Les populations rurales du Cambodge sont conscientes de la rareté du kouprey et de la valeur de ses trophées, ce qui en fait une cible privilégiée pour les chasseurs. La combinaison de la chasse, de la perte d'habitat et des maladies a conduit à un déclin drastique des populations de kouprey, et l'espèce est aujourd'hui considérée comme l'une des plus menacées d'Asie du Sud-Est.
Kouprey en captivité au zoo de Vincennes Source: The Recently Extinct Animals
CONSERVATION
Le kouprey est considéré comme une espèce fortement menacée voire probablement éteinte. Il est inscrit dans la catégorie "En danger critique" (CR) sur la Liste rouge de l'IUCN et en Annexe I de la CITES.
Si l'espèce existe encore, elle se trouve probablement dans l'est du Cambodge, dans l'une des quatre zones protégées suivantes : le sanctuaire de faune de Lomphat, le sanctuaire de faune de Phnom Prich, la forêt protégée de Mondulkiri et/ou la zone de conservation de la biodiversité de Siema. Il n'existe pas de kouprey en captivité. Un spécimen existait au zoo de Vincennes, à Paris, en 1937 et a survécu environ cinq ans. Il a été suggéré que des koupreys domestiqués pourraient survivre au Cambodge. Cependant, cela semble peu probable et une analyse récente de plusieurs gènes nucléaires a révélé qu'un spécimen domestiqué était un hybride entre une femelle kouprey et un boeuf domestique mâle.
Il est peu probable que des travaux d'enquête spécifiques sur le kouprey produisent de meilleures preuves que celles déjà documentées, et les meilleures mesures de conservation pour l'espèce seraient désormais de se concentrer sur des activités de protection in situ pour les communautés de grands mammifères dans l'est du Cambodge, en particulier en s'appuyant et en renforçant les projets existants dans la zone de nature sauvage de Srepok de la forêt de protection de Mondulkiri et la zone de conservation de la biodiversité de Siema.
TAXONOMIE
Le kouprey fut décrit scientifiquement pour la première fois en 1937 par Achille Urbain, un zoologiste français.
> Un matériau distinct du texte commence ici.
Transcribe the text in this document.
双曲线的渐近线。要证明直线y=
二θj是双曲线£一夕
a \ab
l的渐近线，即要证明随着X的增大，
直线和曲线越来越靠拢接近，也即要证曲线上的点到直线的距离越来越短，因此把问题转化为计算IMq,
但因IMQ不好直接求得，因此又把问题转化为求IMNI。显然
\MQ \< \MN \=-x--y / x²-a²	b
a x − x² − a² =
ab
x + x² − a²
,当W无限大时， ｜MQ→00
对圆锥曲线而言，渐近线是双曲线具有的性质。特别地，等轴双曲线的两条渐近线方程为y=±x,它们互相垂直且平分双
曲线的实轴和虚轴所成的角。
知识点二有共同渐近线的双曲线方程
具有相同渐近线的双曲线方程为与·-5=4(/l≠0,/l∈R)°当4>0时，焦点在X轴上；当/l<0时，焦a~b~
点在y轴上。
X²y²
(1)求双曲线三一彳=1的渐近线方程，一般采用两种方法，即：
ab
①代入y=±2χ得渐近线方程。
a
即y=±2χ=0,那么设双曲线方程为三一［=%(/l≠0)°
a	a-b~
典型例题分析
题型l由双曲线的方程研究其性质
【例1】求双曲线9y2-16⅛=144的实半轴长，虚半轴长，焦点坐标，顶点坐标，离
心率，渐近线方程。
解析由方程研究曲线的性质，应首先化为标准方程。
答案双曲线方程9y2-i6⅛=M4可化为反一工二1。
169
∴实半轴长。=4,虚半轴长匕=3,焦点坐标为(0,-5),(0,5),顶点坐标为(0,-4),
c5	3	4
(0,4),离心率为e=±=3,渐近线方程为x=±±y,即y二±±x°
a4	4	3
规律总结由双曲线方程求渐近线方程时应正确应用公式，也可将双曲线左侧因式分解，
Longtemps, son statut taxonomique a été sujet à débat. Certains chercheurs l’ont considéré comme une sous-espèce du gaur (Bos gaurus) ou du banteng (Bos javanicus), tandis que d’autres le classent comme une espèce distincte appartenant au genre Bos.
Des analyses génétiques récentes ont révélé des similitudes avec d’autres bovidés asiatiques, suggérant que le kouprey pourrait être issu d’une hybridation ancienne entre différentes espèces de bovins sauvages. Cependant, il existe de nombreuses raisons de considérer un tel scénario comme le moins probable de plusieurs alternatives plus plausibles pour l'origine de kouprey, et il ne fait aucun doute que le kouprey est une espèce valide.
De nouvelles données génétiques suggèrent que le kouprey aurait pu exister au Cambodge sous forme de domestication, potentiellement sous forme hybride avec d'autres boeufs domestiques. Cependant, si des boeufs domestiques présentant des caractéristiques similaires à celles du kouprey existent aujourd'hui, leur présence doit être localisée, car les types "Zébu" prédominent dans la plupart des régions.